If, like me, you took too many English Literature courses at university (God, what a waste…), you might also find Oliver’s RPGs laugh-out-loud funny.

Even better, he generously offers a free game template for non-commercial use (which this is), asking only for proper credit (which we’ve dutifully provided).

Dangerously armed with a form fit for purpose, I set out in search of a subject.

Now, those of us of a certain age may remember that waaaaaaaay back in issue #3 of the original Journal of the Travellers’ Aid Society, there was an article called “Mining the Asteroids” – a delightful little 2d6-driven, flowchart-based solo game.

Sure, you could play it with friends… if they played Traveller. But come on – who had those as a kid? Amirite?

Inspired, I began scribbling furiously. Once the form was filled with glorious nonsense, I presented it to my cocreator – known around my home as “The Squire” – with the same pride a cat shows when dropping a headless rat on the living room carpet in front of its owner.

His reaction was, predictably, similar.

As usual, I’d gotten the math horribly wrong (see English Literature comment above).

Enter Tom Price, to save the day. My sincere gratitude to him – and to all of you for indulging this madness.

Tom’s Comments

This was a fun project, looking at BeltStrike (I still have my own copy on my shelf–see the picture), doing the layout which, like drawing maps and deckplans, I find relaxing, and doing the probability distributions… (more on that later).

I was already familiar with some of Oliver Darkshire’s work (my favourite is Trapped in a Cabin with Lord Byron; after all, the idea of the “Summer of 1816” with Lord Byron, Percey Shelly, John Polidori and, of course, Mary Wollstonecraft is fascinating! They even did a Doctor Who episode about it – but I’m digressing…). I was not aware, however, that he offered a free game template for mad people like Greg and me…

Greg got in touch, and we did the usual ping-pong back and forth with various iterations of the layout, the language, and the dice scores. This one was a little easier that the Chamax Escape!, because each dice roll is a single linear probability distribution, with standard branching and event scores.

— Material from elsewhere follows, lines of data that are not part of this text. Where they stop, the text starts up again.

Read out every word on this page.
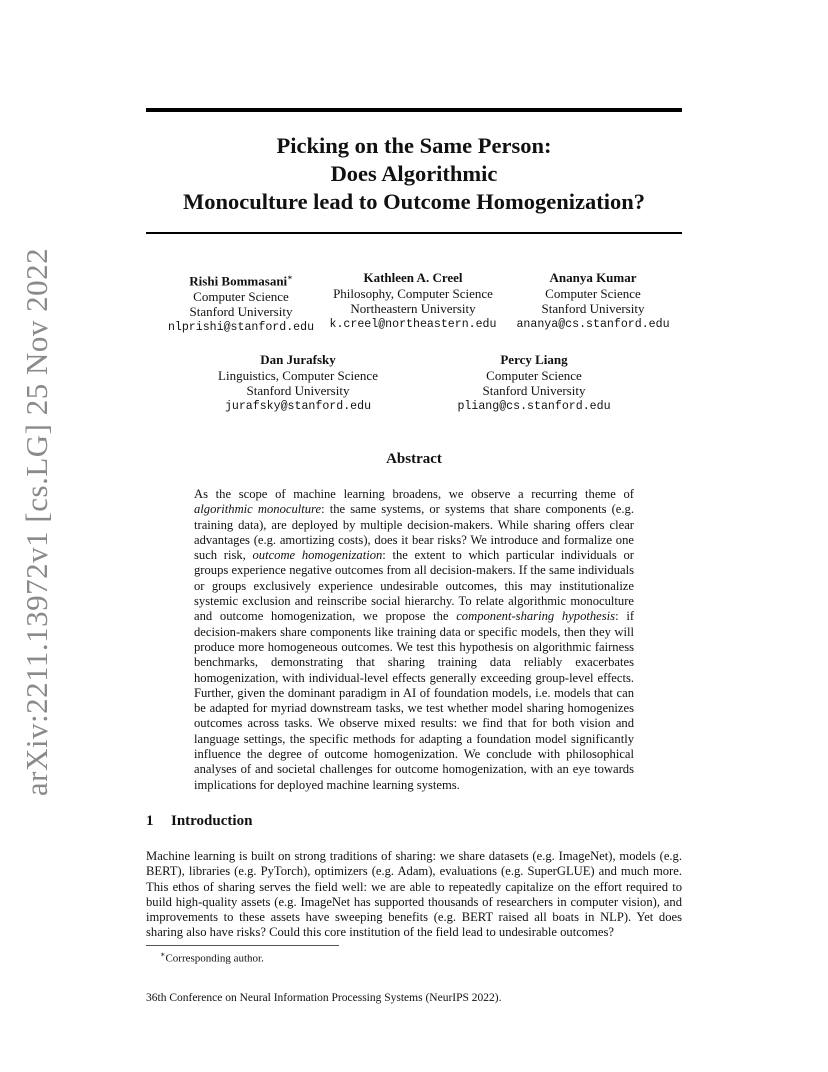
arXiv:2211.13972v1 [cs.LG] 25 Nov 2022
Picking on the Same Person:
Does Algorithmic
Monoculture lead to Outcome Homogenization?
Rishi Bommasani∗
Computer Science
Stanford University
nlprishi@stanford.edu
Kathleen A. Creel
Philosophy, Computer Science
Northeastern University
k.creel@northeastern.edu
Ananya Kumar
Computer Science
Stanford University
ananya@cs.stanford.edu
Dan Jurafsky
Linguistics, Computer Science
Stanford University
jurafsky@stanford.edu
Percy Liang
Computer Science
Stanford University
pliang@cs.stanford.edu
Abstract
As the scope of machine learning broadens, we observe a recurring theme of algorithmic monoculture: the same systems, or systems that share components (e.g. training data), are deployed by multiple decision-makers. While sharing offers clear advantages (e.g. amortizing costs), does it bear risks? We introduce and formalize one such risk, outcome homogenization: the extent to which particular individuals or groups experience negative outcomes from all decision-makers. If the same individuals or groups exclusively experience undesirable outcomes, this may institutionalize systemic exclusion and reinscribe social hierarchy. To relate algorithmic monoculture and outcome homogenization, we propose the component-sharing hypothesis: if decision-makers share components like training data or specific models, then they will produce more homogeneous outcomes. We test this hypothesis on algorithmic fairness benchmarks, demonstrating that sharing training data reliably exacerbates homogenization, with individual-level effects generally exceeding group-level effects. Further, given the dominant paradigm in AI of foundation models, i.e. models that can be adapted for myriad downstream tasks, we test whether model sharing homogenizes outcomes across tasks. We observe mixed results: we find that for both vision and language settings, the specific methods for adapting a foundation model significantly influence the degree of outcome homogenization. We conclude with philosophical analyses of and societal challenges for outcome homogenization, with an eye towards implications for deployed machine learning systems.
1 Introduction
Machine learning is built on strong traditions of sharing: we share datasets (e.g. ImageNet), models (e.g. BERT), libraries (e.g. PyTorch), optimizers (e.g. Adam), evaluations (e.g. SuperGLUE) and much more. This ethos of sharing serves the field well: we are able to repeatedly capitalize on the effort required to build high-quality assets (e.g. ImageNet has supported thousands of researchers in computer vision), and improvements to these assets have sweeping benefits (e.g. BERT raised all boats in NLP). Yet does sharing also have risks? Could this core institution of the field lead to undesirable outcomes?
∗Corresponding author.
36th Conference on Neural Information Processing Systems (NeurIPS 2022).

We started with the possibility of all the scores going up and down, but the game took forever to run through – and in a game like this it is really important not to outstay your welcome!

Of course, work at the time was a little busy – we were designing a series of Wargaming courses and as nobody had ever done that before properly, based on an analysis of what we needed to cover, it was hard! Each course was only a week – so you can imagine the huge list of games we had to leave out… So spare time was at a premium.

Eventually we finished up with something that stayed true to Greg’s original vision, but also stayed true to the maths (you have a slightly better than even chance of winning) (although not all “failures” are objectively horrifying). I did put an outcome in the game that simply speeds up play, so if you want to fiddle with the way it is written, touch that one at your peril!

Enjoy.

Editor’s Note: The Beltstrike Redux PDFs are bundled with the same-format Freelance Traveller PDFs in the respective download ZIP files.